As investors start to prioritise the environment, automotive valuations have reflected a clear investor preference for electric vehicle (EV) disruptors over industry stalwarts, but we are also seeing evidence of the resilience and adaptability of the more established OEMs, which are also embracing ESG.

The Auto Sector – Pre-pandemic

In early 2020 Fidelio and Freespee co-hosted a Board breakfast on the subject of “The Automotive industry in an Extinction Rebellion world” – one of our last face-to-face events before breakfasts became webinars, and roundtables moved online. Though the world has changed significantly in the interim, the key strategic priorities for the automotive sector remain consistent and relevant:

  1. The Path to Net Zero
  2. Boards and Government – Owning the Narrative
  3. Consumer Focus
  4. Diversity, Talent, and Innovation

The Auto Sector – What’s New?

In many ways the pandemic has simply thrown these strategic imperatives into sharper relief. It has opened the minds of both Boards and Executives to the pace of change: the scale and speed of external impacts on the business but also the extraordinary ability of individuals and companies to adapt, including through digital adoption. This is reflected in some of the key developments in the sector since Fidelio’s February 2020 Board breakfast:

  • The trend towards online retail has not spared the sector, with the success of start-ups in used cars and the embracing of innovative distribution models by new brands.
  • The value proposition is being sharply defined by supply and demand with a surge of interest in used vehicles as lead times on new vehicles are stretched.
  • Electric vehicles have gone from strength to strength among both challengers and, importantly, incumbents who have refused to let a good crisis go to waste.
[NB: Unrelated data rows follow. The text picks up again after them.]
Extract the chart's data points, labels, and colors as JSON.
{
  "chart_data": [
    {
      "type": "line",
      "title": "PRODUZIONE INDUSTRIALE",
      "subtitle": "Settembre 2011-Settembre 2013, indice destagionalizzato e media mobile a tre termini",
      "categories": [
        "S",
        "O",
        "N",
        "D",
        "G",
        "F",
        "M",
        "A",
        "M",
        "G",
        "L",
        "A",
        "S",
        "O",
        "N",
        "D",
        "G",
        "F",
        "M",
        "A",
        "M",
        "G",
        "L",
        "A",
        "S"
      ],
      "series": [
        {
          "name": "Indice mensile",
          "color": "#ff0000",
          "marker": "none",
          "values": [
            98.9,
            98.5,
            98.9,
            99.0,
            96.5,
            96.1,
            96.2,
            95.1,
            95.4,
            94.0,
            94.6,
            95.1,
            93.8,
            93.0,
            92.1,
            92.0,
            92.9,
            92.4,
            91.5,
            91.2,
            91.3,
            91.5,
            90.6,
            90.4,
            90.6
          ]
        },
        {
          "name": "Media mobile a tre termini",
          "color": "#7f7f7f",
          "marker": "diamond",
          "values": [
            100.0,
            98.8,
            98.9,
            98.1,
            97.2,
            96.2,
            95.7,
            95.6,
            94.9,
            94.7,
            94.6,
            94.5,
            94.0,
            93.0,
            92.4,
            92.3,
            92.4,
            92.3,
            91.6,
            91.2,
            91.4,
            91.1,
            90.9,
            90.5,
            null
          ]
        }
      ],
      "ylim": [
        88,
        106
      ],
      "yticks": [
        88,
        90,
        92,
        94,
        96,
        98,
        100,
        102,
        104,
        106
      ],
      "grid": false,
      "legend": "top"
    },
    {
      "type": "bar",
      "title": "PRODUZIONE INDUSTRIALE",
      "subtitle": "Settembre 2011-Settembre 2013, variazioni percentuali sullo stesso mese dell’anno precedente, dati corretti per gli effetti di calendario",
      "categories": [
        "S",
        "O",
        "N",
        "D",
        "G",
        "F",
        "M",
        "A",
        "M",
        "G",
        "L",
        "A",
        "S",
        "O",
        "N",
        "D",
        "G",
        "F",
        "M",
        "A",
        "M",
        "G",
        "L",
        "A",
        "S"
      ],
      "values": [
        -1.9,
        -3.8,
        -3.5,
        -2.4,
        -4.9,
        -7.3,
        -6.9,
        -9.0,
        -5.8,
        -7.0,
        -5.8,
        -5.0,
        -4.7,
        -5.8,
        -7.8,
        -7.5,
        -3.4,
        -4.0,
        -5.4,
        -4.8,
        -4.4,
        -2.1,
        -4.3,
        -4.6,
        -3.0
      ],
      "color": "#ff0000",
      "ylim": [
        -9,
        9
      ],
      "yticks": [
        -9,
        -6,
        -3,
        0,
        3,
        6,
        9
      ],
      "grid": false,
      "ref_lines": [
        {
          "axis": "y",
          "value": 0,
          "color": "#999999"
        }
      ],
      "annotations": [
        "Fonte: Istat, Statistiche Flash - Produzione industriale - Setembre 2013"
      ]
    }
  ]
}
Significant challenges in affordability and the establishment of national charging networks remain. As a society we need to make sure that this transition is a just one.
  • Truly self-driving vehicles remain more a vision than a reality, with most manufacturers downplaying the arrival of “Level 4” or “Brain Off” vehicles any time soon.
  • Innovation in all aspects of vehicles continues apace, with electric drive systems and battery recyclability a particular focus. Traditionally the automotive sector was quite closed and hierarchical and the need for innovation is bringing in new talent from different backgrounds and sectors.
  • Hand in hand with the need to promote innovation, attract talent and satisfy the appetite of investors for ESG, we are seeing a much greater focus on diversity. Fidelio is involved here particularly at Board and Executive level and in the first instance with a focus on gender but, as in other sectors, this is opening up a much broader D&I discussion, which is critical for any company or sector that wants to remain an employer of choice.